Эпизод с кусающимся Иудой в «Евангелии детства» предваряет рассказ о другой несчастной, молодой женщине, «терзаемой Сатаной. Являлся к ней этот проклятый в обличье дракона громадного и проглотить ее собирался, всю кровь из нее высасывая, так что становилась она на труп похожей» (115). К счастью, для этой жертвы кровопийцы, Владычица Мария дала ей одну из «старых пелен» Господа Иисуса, от которой сатана отпрянул в страхе, «сгинул и не показывался» больше. В сцене с Иудой Иисус оказывается пораненным, прежде чем сатана выскакивает из того. Из чего можно заключить, что одержимость нечистой силой, когда она случается, обычно бывает временной; но — не в случае с Иудой! В отличие от невинных, хоть и одержимых существ, греховный Иуда заслуживает свою демоническую одержимость.[150]

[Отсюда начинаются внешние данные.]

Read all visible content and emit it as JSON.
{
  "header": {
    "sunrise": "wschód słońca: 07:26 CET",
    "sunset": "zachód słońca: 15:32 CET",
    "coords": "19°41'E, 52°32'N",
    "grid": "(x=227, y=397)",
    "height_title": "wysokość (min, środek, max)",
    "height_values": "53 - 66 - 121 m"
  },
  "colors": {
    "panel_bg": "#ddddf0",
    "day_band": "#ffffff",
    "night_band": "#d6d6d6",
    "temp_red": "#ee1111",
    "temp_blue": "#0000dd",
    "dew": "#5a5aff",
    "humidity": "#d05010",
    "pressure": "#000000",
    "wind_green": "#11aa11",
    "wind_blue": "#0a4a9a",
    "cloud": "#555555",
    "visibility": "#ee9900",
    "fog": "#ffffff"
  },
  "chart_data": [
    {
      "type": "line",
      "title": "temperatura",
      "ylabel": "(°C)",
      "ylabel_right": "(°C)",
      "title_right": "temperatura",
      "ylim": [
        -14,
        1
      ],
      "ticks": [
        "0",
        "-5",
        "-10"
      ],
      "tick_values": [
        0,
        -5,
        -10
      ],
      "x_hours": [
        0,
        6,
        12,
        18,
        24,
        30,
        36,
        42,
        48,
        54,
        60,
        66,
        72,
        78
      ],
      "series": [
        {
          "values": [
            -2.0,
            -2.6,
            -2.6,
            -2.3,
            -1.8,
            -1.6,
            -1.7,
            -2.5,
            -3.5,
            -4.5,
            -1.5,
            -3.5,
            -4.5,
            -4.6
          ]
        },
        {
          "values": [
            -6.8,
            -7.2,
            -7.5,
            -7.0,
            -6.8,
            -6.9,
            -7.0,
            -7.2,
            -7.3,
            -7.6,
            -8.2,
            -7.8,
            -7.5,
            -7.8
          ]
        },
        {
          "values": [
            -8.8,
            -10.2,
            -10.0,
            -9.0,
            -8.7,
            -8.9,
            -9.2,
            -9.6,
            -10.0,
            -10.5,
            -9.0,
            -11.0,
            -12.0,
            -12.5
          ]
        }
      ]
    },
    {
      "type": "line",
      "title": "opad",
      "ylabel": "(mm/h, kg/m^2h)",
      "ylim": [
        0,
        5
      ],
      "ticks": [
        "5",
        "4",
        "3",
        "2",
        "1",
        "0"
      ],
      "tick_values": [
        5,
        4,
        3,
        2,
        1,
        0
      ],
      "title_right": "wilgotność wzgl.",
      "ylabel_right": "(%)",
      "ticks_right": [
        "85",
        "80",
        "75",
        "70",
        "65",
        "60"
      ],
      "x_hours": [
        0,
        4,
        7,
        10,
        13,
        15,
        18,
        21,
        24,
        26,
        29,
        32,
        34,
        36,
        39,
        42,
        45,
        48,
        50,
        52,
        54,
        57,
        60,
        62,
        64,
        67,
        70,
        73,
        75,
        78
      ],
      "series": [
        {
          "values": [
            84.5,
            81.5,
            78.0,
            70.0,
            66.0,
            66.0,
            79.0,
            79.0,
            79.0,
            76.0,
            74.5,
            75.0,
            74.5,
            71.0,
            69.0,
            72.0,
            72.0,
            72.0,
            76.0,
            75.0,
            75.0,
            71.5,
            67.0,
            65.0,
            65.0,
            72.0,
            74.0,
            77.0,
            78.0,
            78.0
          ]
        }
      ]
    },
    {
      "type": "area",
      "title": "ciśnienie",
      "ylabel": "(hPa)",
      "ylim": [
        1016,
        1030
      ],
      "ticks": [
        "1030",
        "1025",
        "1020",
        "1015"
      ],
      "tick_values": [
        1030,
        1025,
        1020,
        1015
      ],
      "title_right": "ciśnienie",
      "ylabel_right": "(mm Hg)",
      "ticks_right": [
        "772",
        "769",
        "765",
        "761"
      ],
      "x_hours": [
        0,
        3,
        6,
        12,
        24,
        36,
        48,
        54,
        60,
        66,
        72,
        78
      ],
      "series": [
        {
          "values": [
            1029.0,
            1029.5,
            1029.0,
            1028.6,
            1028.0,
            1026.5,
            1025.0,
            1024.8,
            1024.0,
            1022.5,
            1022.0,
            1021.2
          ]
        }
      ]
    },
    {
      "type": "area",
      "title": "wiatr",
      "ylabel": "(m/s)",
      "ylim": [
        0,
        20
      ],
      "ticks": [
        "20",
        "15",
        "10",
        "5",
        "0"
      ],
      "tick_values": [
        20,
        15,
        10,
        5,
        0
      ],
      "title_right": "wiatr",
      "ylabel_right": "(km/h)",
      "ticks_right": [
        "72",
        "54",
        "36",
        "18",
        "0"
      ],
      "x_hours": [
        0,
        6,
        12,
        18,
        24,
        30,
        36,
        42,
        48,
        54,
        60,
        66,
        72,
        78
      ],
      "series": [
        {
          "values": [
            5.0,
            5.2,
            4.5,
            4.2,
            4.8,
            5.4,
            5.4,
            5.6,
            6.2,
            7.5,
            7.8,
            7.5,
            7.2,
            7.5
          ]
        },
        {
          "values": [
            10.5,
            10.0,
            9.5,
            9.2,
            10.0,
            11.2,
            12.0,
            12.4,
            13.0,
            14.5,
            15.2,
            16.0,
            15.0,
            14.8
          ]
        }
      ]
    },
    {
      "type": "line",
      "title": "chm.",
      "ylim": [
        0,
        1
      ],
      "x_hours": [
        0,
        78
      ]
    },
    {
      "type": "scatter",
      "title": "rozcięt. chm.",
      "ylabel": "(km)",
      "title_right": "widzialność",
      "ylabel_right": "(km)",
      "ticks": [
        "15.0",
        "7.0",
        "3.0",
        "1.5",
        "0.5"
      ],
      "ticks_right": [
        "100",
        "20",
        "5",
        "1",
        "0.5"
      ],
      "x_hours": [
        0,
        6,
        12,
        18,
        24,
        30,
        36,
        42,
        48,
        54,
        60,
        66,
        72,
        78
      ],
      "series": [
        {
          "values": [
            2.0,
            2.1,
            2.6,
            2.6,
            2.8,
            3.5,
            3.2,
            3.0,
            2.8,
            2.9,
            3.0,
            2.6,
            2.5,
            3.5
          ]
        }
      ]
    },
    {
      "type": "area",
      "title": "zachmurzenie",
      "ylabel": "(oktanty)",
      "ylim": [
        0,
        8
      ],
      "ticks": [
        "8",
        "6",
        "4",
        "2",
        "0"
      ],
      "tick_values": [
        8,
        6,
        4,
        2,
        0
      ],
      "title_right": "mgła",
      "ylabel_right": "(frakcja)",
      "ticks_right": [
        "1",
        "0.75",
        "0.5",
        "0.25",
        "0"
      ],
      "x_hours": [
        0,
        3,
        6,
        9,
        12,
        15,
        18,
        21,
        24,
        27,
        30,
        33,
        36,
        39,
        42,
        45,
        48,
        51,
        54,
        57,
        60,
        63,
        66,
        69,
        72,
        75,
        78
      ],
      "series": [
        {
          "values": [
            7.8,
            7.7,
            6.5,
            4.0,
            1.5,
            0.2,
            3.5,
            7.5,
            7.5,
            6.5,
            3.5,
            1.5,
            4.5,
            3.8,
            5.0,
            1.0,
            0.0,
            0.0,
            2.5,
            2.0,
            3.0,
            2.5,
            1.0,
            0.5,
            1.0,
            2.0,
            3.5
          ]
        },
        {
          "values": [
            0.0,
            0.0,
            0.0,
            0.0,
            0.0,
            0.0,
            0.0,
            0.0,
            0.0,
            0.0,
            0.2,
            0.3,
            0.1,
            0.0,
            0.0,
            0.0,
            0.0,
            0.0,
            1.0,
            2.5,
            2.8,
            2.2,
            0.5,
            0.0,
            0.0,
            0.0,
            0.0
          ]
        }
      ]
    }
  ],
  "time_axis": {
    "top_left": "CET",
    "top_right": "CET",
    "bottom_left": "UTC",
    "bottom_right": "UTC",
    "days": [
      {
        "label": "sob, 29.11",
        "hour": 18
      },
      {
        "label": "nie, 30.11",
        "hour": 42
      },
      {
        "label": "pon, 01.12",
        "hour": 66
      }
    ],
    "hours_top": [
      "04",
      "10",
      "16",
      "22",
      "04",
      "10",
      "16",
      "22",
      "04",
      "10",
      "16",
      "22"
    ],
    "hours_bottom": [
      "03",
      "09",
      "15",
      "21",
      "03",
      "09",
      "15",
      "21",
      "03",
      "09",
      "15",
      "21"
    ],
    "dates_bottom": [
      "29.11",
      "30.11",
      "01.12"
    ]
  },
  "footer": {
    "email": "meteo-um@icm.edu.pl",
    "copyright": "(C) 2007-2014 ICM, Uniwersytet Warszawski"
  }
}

Подобно тому, как незаурядные способности младенца Иисуса предзнаменовывают Его мессианские чудеса в будущем, так и нападение ребенка Иуды на мальчика Иисуса предвещает, что тело Иисуса впоследствии будет пронзено. Хотя в Синоптических Евангелиях о том не упоминается, а в Евангелии от Иоанна не Иуда, то есть иудеи, а римский воин «копьем пронзил Ему ребра, и тотчас истекла кровь и вода» (19:34).
Образ кусающегося Иуды в «Арабском Евангелии» находит параллели и в ряде средневековых картин, авторы которых акцентируют внимание зрителей на разверзнутом в алчности, зубастом рте Иуды. На оральность Иуды и иудеев намекает в своем Толковании на Псалом 108 и Иероним, подчеркивая «злобный рот», «губы» и «лживые языки» в «истории Иуды, которая по сути… есть история иудеев» (255). С нарочито большим ртом Иуда изображается и во многих композициях на тему Тайной Вечери. На иллюстрации к Винчестерской Псалтыри (ок. 1150 г.) изогнувшийся, облокачивающийся — но не о левую сторону стола, а ниже, — Иуда касается блюда с рыбой. Широко раскрыв рот, он готов проглотить или украсть символ Иисуса, в то время как остальные одиннадцать апостолов с нимбами, преисполненные покорности и сознания долга, внимают горестному плачу своего учителя.[151] На часах королевы Елизаветы (Англия, ок. 1420-1430 гг.) рыжеволосый, но чернобородый Иуда, приоткрыв полные губы, показывает свои зубы, готовые вонзиться в обмакнутый хлеб или руку, что подает его ему. Без нимба, сидящий по левую сторону стола, в желтом одеянии Иуда, прячущий под скатертью свой кошель, в профиль напоминает волка, тогда как его черная борода вкупе с рыжими волосами намекает на неестественное смешение кровей. Не столько благочестивым, сколько скользким и лживым, выглядит и Иуда с алтарной композиции мастера Бертрана (Страстной Алтарь, конец XIV в.). Хотя художник явно изображает его причащающимся, коленопреклоненный Иуда также пугающе алчно обнажает зубы, чтобы вонзить их в облатку, которую ему передает смиренный Иисус. Ни один из воздерживающихся от пищи апостолов не показывает зубов. Но все они смотрят на Иуду, ясно сознавая, что он — чужой среди них.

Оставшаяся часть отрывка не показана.